As urbanites, we tend to quantify everything that is presumably good for us…
· How many miles we ran, walked or hiked
· Calories spent or ingested
· How many books read
· Or even birds counted
Who doesn’t have bucket lists? Do you consume enough fruits and vegetables? Water? We even rate our sleep-time for quality. For mental sharpness, must you complete that crossword puzzle? Every day and in ink? Conversely, maybe you nap or snack a lot, or imbibe too much wine and then feel guilty? Just thinking along these lines is the antithesis of forest bathing, and perhaps a reason for it. Even gardeners who spend quality time outdoors often focus on how much gets accomplished; weeding, tending, or harvesting. When you see an errant weed, do you feel compelled to pluck? For over-stressed societies, “not” having an agenda is increasingly unfamiliar. Yet, perhaps within a mile or so, immersion in an “urban forest” requires little more than having a sufficient number of trees to provide a refuge from the noise, odor and bustle of modern life. No scrubbing necessary. In fact, a little dirt is healthy. Remember that weed? What if you knelt down and looked at the world from its perspective? Up close. Observed moisture clinging to bark surfaces. Can you smell vanilla? In the moment, don’t be concerned about plant names. Just appreciate touch, sight or scents.

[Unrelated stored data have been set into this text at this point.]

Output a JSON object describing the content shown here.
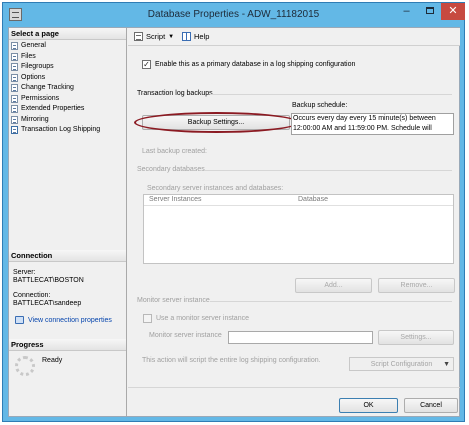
{
  "window": {
    "title": "Database Properties - ADW_11182015",
    "minimize_symbol": "–",
    "close_symbol": "✕"
  },
  "sidebar": {
    "select_page_heading": "Select a page",
    "pages": [
      {
        "label": "General",
        "icon": "page-icon"
      },
      {
        "label": "Files",
        "icon": "page-icon"
      },
      {
        "label": "Filegroups",
        "icon": "page-icon"
      },
      {
        "label": "Options",
        "icon": "page-icon"
      },
      {
        "label": "Change Tracking",
        "icon": "page-icon"
      },
      {
        "label": "Permissions",
        "icon": "page-icon"
      },
      {
        "label": "Extended Properties",
        "icon": "page-icon"
      },
      {
        "label": "Mirroring",
        "icon": "page-icon"
      },
      {
        "label": "Transaction Log Shipping",
        "icon": "page-icon"
      }
    ],
    "connection_heading": "Connection",
    "server_label": "Server:",
    "server_value": "BATTLECAT\\BOSTON",
    "connection_label": "Connection:",
    "connection_value": "BATTLECAT\\sandeep",
    "view_connection_link": "View connection properties",
    "progress_heading": "Progress",
    "progress_status": "Ready"
  },
  "toolbar": {
    "script_label": "Script",
    "help_label": "Help"
  },
  "main": {
    "enable_primary_label": "Enable this as a primary database in a log shipping configuration",
    "enable_primary_checked": true,
    "checkmark": "✓",
    "transaction_log_backups_label": "Transaction log backups",
    "backup_schedule_label": "Backup schedule:",
    "backup_settings_button": "Backup Settings...",
    "schedule_line1": "Occurs every day every 15 minute(s) between",
    "schedule_line2": "12:00:00 AM and 11:59:00 PM. Schedule will",
    "last_backup_label": "Last backup created:",
    "secondary_databases_label": "Secondary databases",
    "secondary_instances_label": "Secondary server instances and databases:",
    "columns": [
      "Server Instances",
      "Database"
    ],
    "add_button": "Add...",
    "remove_button": "Remove...",
    "monitor_instance_group_label": "Monitor server instance",
    "use_monitor_label": "Use a monitor server instance",
    "monitor_instance_field_label": "Monitor server instance",
    "settings_button": "Settings...",
    "script_note": "This action will script the entire log shipping configuration.",
    "script_configuration_button": "Script Configuration"
  },
  "footer": {
    "ok_button": "OK",
    "cancel_button": "Cancel"
  },
  "colors": {
    "title_bar": "#63b8e6",
    "close_button": "#c74a40",
    "highlight_ellipse": "#8b1a22",
    "link": "#0645ad"
  }
}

Forest bathing has already arrived as medicine. No cost. Experiment sitting under one tree, or near a few clustered together. You don’t have to fly to the Sierras. Seek a natural space out of sight and sound of billboards, cars, or crowds. It might even be your backyard. Don’t time yourself, and kindly stash your electronics. Ideally, soil will be close enough to smell. Focus on that. Consider sitting on the ground or taking off your shoes; there’s no set rules. It’s okay to hear birds or the wind, but successful forest bathing relies on clearing your mind, and opening all your senses. A local advocate of forest bathing, Rhana Kozak, says we have more than the five senses we learned as kids. In fact, scientists now suggest we have at least a dozen, and perhaps as many as 50 senses. “Proprioception” is the sensory ability to touch one’s nose or climb stairs without looking. We also sense velocity, imbalance, heat and cold, itch, pain, gravity, hunger, thirst, pressure, magnetism as well as some less quantifiable ones like our sense of fear, consciousness, empathy or even love. So please: go hug a tree and really mean it.